“Let her,” he told himself, harshly, fairly scourging himself with his resolution. “Let her think just as badly of me as she can. I'll get over it quicker.”
The ineffable selfishness of martyrdom was upon him. He considered only his own glory and pain of noble renunciation, and not her agony of disillusion and distrust, even if she did not care for him. That last possibility he did not admit for a moment. In the first place, though he had loved her almost at first sight, the counter-reasoning he did not imagine could apply to her. It had been as simple and natural in his case as looking up at a new star, but in hers—what was there in him to arrest her sweet eyes and consideration, at a moment's notice, if at all? As well expect the star to note a new eye of admiration upon the earth.
In all probability, Lucina's heart had turned already to Lawrence Prescott, as was fitting. She had doubtless seen much of him—he was handsome and prosperous; both families would be pleased with such a match. Jerome faced firmly the jealousy in his heart. “You've got to get used to it,” he told himself.
He did not think much of his sister in this connection, but simply decided that his mother, and possibly Elmira, had overrated Lawrence Prescott's attention, and jumped too hastily at conclusions. It was incredible that any one should fancy his sister in preference to Lucina. Lawrence had merely called in a friendly way. He did not once imagine any such feeling on Elmira's part for young Prescott, as on his for Lucina, and had at the time more impatience than pity. However, he resolved to remonstrate if Lawrence should stay so late again with his sister.

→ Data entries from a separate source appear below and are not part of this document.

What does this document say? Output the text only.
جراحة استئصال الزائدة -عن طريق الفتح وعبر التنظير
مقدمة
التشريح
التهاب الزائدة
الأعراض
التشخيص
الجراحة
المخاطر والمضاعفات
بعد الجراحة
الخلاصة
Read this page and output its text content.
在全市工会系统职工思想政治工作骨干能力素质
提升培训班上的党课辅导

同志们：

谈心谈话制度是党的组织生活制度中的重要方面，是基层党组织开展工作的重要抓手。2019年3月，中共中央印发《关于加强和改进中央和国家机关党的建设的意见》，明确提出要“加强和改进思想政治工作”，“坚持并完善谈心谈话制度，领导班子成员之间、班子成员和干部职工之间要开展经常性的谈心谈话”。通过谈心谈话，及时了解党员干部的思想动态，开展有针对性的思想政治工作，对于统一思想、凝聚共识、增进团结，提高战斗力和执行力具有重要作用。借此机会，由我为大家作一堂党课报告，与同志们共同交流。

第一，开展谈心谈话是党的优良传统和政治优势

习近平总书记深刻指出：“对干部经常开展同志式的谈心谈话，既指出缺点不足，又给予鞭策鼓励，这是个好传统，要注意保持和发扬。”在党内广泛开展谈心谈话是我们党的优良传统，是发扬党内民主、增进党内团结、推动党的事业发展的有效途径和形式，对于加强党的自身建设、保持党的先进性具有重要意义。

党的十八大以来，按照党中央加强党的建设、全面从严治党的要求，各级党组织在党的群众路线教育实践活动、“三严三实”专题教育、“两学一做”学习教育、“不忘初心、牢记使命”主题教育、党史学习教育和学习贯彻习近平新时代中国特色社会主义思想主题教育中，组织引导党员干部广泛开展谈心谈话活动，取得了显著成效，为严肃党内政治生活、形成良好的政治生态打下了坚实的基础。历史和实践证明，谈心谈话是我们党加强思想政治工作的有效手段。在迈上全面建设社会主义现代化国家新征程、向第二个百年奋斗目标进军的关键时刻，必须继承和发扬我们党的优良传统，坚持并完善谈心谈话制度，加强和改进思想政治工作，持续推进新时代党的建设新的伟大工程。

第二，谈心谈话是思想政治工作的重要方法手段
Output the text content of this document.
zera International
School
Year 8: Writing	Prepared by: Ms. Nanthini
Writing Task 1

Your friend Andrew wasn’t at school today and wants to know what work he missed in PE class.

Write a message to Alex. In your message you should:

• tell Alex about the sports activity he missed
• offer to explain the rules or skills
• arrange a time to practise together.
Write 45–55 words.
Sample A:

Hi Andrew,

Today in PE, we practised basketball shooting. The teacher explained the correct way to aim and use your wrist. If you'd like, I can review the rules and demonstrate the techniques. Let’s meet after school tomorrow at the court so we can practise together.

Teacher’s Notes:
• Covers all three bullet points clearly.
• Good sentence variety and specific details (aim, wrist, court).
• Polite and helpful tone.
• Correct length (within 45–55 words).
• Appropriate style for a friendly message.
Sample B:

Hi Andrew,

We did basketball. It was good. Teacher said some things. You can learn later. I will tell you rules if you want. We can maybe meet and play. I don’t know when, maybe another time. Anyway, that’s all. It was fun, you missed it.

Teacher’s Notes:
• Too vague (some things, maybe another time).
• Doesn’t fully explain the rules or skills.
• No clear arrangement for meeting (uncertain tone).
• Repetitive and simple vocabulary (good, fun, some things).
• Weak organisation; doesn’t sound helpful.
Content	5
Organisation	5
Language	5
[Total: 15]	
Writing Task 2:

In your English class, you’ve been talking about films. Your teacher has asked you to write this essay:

“She may think he means more than he does, girls are so silly,” he said. He did not class Lucina Merritt among girls.
That Sunday night, after dark, though he was resolved not to visit Lucina, he strolled up the road, past her house. There was no light in the parlor. “She doesn't expect me, after all,” he thought, but with a great pang of disappointment rather than relief. He judged such proceedings from the rustic standpoint. Always in Upham, when a girl expected a young man to come to spend an evening with her, she lighted the best parlor and entertained him there in isolation from the rest of her family. He did not know how different a training in such respects Lucina had had. She never thought, since he was not her avowed lover, of sequestering herself with him in the best parlor. She would have been too proudly and modestly fearful as to what he might think of her, and she of herself, and her parents of them both. She expected, as a matter of course, to invite him into the sitting-room, where were her father and mother and Colonel Jack Lamson.
However, she permitted herself a little innocent manœuvre, whereby she might gain a few minutes of special converse with him without the presence of her elders. A little before dusk Lucina seated herself on the front door-step. Her mother brought presently a little shawl and feared lest she take cold, but Lucina said she should not remain there long, and there was no wind and no dampness.
Lucina felt uneasy lest she be deceiving her mother, but she could not bring herself to tell her, though she did not fairly know why, that she expected a caller.
The dusk gathered softly, like the shadow of brooding wings. She thought Jerome must come very soon. She could just see a glimmer of white road through the trees, and she watched that eagerly, never taking her eyes from it. Now and then she heard an approaching footstep, and a black shadow slanted athwart the road. Her heart sank, though she wondered at it, when that happened.
When Jerome came up the road she made sure at once that it was he. She even stirred to greet him, but after an indefinable pause he passed on also; then she thought she had been mistaken.